Le Festival du Cinéma Espagnol de Nantes veut être témoin, propose un regard, mais se défie des prismes déformants : mieux regarder un pays doit simplement contribuer à mieux sentir ce qu’il éveille en nous. Ainsi, N’aie pas peur, de Montxo Armendáriz, Rides, de Ignacio Ferreras, Iceberg, de Gabriel Velázquez, De ta fenêtre à la mienne, de Paula Ortiz, La porte de non retour, de Santiago Zannou, Madrid, 1987, de David Trueba, Katmandou, un miroir dans le ciel, de Icíar Bollaín, Marché d’avenirs, de Mercedes Álvarez, ou encore Cinq mètres carrés de Max Lemcke, réécrivent, parfois avec humour, mais toujours avec des sensibilités et des langages fort différents, les images-récits d’une histoire et d’une géographie sans cesse réinventées.

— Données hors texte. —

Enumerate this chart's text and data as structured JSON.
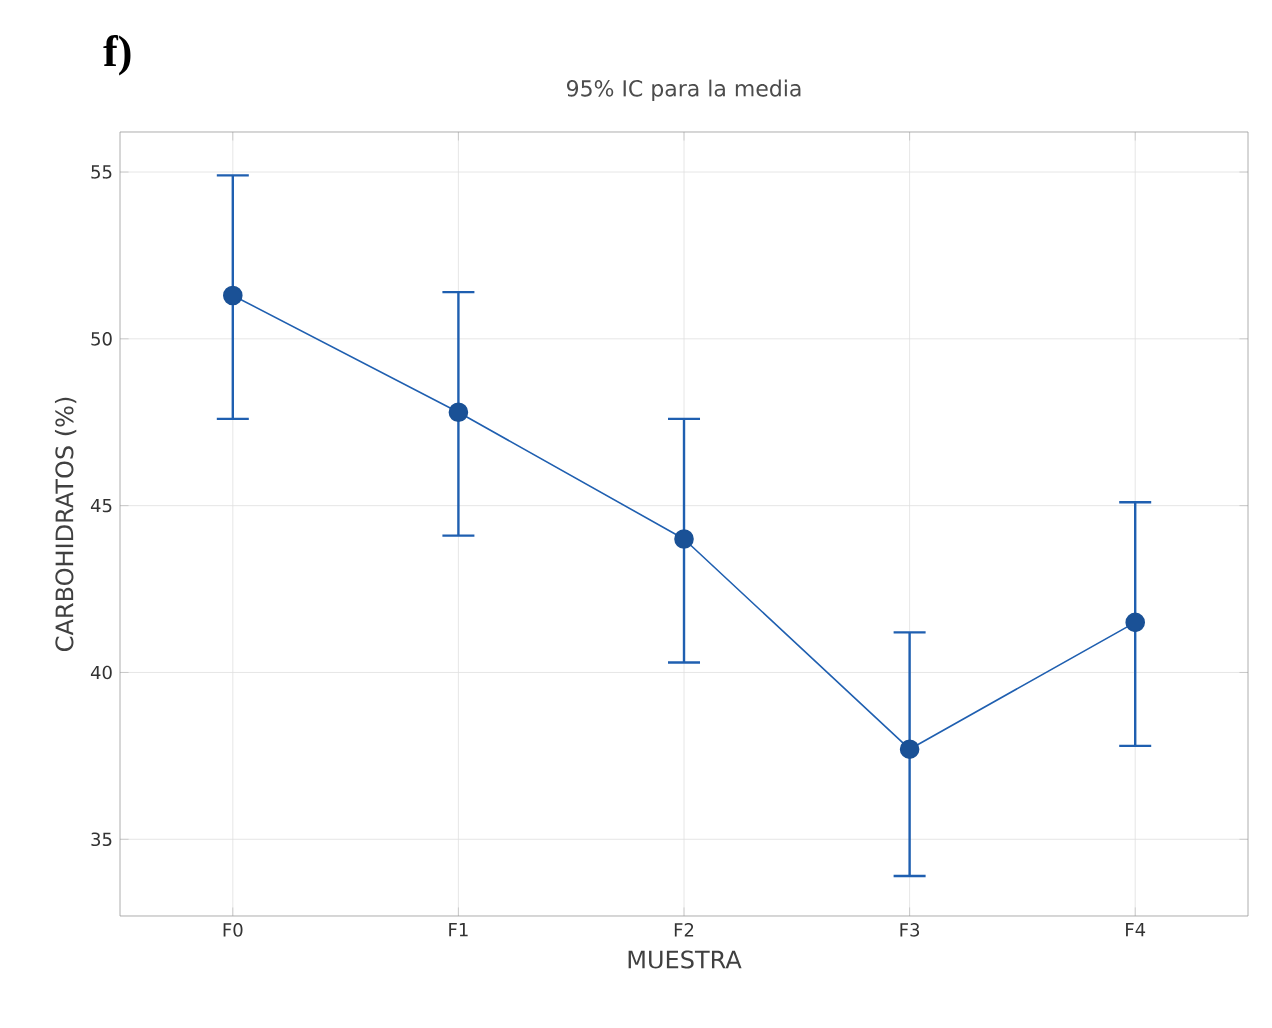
{
  "chart_data": {
    "type": "line",
    "title": "95% IC para la media",
    "xlabel": "MUESTRA",
    "ylabel": "CARBOHIDRATOS (%)",
    "annotations": [
      "f)"
    ],
    "categories": [
      "F0",
      "F1",
      "F2",
      "F3",
      "F4"
    ],
    "values": [
      51.3,
      47.8,
      44.0,
      37.7,
      41.5
    ],
    "errors": [
      [
        47.6,
        54.9
      ],
      [
        44.1,
        51.4
      ],
      [
        40.3,
        47.6
      ],
      [
        33.9,
        41.2
      ],
      [
        37.8,
        45.1
      ]
    ],
    "color": "#1f5fb0",
    "marker": "circle",
    "line_style": "solid",
    "grid": true,
    "ylim": [
      32.7,
      56.2
    ],
    "yticks": [
      35,
      40,
      45,
      50,
      55
    ]
  }
}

Cette 22e édition, telle que nous l’avons construite, ne se réduira pas au seul programme qui la présente ; « les autres mondes », ceux de la rencontre et de l’imaginaire, de la révolte et des émotions, du travail de mémoire et de la lutte contre l’oubli (La voix endormie, En écoutant le Juge Garzón, Au bout du tunnel, 23-F, Les constituantes, Ispansi, Soldats de Salamine, l’hommage à Jorge Semprún), participent de cette volonté de donner à voir et à comprendre.
À partir du 15 mars, venez rêver d’ailleurs. Bon Festival.